Simply stated, pre-money is the valuation of a company prior to any outside investment force, whereas post-money valuation looks at the equation after the firm has received an injection of outside capital. Is this a case of tomato vs. tomato? Not at all.  The two terms have two distinctly different meanings that have have a huge impact on the bottom line of both the entrepreneur’s and investor’s ownership stake.

Simple Valuation Math

Pre-Money Post-Money Valuation

Imagine that an investor has some venture capital to invest in a business, and is looking to determine what type of ownership stake that their investment will buy. As such, an investor and the entrepreneur in a new start up determines that the actual value of the company is $100,000, and the investor is willing to invest $25,000 in the company. Whether the investor’s $25,000 investment is pre-money or post-money, the resultant ownership stake can vary widely.

If the total valuation of $100,000 represents pre-money, the addition of $25,000 would boost the company’s valuation to $125,000. Of that, 80% of that valuation would represent the entrepreneur’s ownership stake, while the venture capitalist would hold one fifth, or 20%.

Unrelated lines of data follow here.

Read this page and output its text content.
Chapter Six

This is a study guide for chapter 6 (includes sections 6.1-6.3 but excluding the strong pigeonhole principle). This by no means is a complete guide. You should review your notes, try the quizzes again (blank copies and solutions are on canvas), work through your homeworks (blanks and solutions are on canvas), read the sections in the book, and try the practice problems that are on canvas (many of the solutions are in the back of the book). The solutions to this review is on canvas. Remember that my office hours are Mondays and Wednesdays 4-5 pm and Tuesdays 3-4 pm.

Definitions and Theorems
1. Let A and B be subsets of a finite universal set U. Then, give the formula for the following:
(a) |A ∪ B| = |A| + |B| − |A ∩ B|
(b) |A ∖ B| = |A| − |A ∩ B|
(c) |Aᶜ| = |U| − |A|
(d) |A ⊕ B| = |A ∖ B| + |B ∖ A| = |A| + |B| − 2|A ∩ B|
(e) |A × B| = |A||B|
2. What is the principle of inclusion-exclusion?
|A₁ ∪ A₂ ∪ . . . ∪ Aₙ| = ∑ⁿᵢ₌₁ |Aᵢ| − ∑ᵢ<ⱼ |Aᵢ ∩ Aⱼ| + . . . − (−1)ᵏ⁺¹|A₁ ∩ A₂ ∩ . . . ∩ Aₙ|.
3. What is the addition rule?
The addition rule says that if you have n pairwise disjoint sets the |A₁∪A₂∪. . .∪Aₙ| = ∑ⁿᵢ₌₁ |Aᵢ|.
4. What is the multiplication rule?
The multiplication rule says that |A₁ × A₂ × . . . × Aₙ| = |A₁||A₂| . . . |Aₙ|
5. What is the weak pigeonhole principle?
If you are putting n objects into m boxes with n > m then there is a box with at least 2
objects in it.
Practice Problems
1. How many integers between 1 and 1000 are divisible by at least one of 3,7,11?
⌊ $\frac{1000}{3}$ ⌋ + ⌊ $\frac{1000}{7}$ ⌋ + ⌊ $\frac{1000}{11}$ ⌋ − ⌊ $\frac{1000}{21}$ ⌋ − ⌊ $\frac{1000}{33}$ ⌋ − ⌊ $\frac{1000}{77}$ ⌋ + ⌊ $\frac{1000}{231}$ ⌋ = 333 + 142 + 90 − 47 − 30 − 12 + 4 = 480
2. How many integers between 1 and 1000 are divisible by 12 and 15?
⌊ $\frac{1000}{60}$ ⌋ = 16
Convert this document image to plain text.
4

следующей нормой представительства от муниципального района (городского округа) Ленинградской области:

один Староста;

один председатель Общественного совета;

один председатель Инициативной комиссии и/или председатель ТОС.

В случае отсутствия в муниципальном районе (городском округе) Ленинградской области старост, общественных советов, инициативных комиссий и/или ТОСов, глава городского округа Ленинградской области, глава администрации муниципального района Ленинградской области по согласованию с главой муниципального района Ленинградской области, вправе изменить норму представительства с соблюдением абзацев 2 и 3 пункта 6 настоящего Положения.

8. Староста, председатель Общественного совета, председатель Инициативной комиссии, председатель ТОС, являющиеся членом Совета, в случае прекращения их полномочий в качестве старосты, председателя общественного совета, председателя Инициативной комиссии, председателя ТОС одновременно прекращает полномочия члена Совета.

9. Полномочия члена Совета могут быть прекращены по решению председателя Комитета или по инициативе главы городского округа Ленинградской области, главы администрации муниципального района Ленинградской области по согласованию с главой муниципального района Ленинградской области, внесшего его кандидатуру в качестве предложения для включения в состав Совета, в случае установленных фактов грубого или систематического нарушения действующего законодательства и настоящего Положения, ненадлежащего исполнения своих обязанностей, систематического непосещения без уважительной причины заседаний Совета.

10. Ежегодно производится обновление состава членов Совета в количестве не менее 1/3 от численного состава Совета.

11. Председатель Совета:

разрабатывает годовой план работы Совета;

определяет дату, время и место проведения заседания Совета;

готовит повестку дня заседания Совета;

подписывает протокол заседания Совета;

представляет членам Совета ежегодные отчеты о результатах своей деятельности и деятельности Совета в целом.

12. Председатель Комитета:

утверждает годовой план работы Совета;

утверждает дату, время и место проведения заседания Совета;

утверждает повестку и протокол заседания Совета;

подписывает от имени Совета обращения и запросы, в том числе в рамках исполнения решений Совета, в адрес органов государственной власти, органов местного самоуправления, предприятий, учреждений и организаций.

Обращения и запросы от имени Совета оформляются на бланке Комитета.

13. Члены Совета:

Conversely, if the company’s valuation is $100,000 after the injection of outside financing, otherwise known as post-money, then one would see a larger ownership stake (percentage) for the investor. In this case, the venture capitalist’s $25,000 would result in a 25% ownership stake while the entrepreneur would retain three-quarters, or 75% of the valuation ownership.

Does 5% matter?  Absolutely.  It may not seem like much at first, but depending on the share rights attached, it can make a huge difference.  We’ll get to the rights in future parts of this series, but of key immediate interest should be participation rights, and preferences.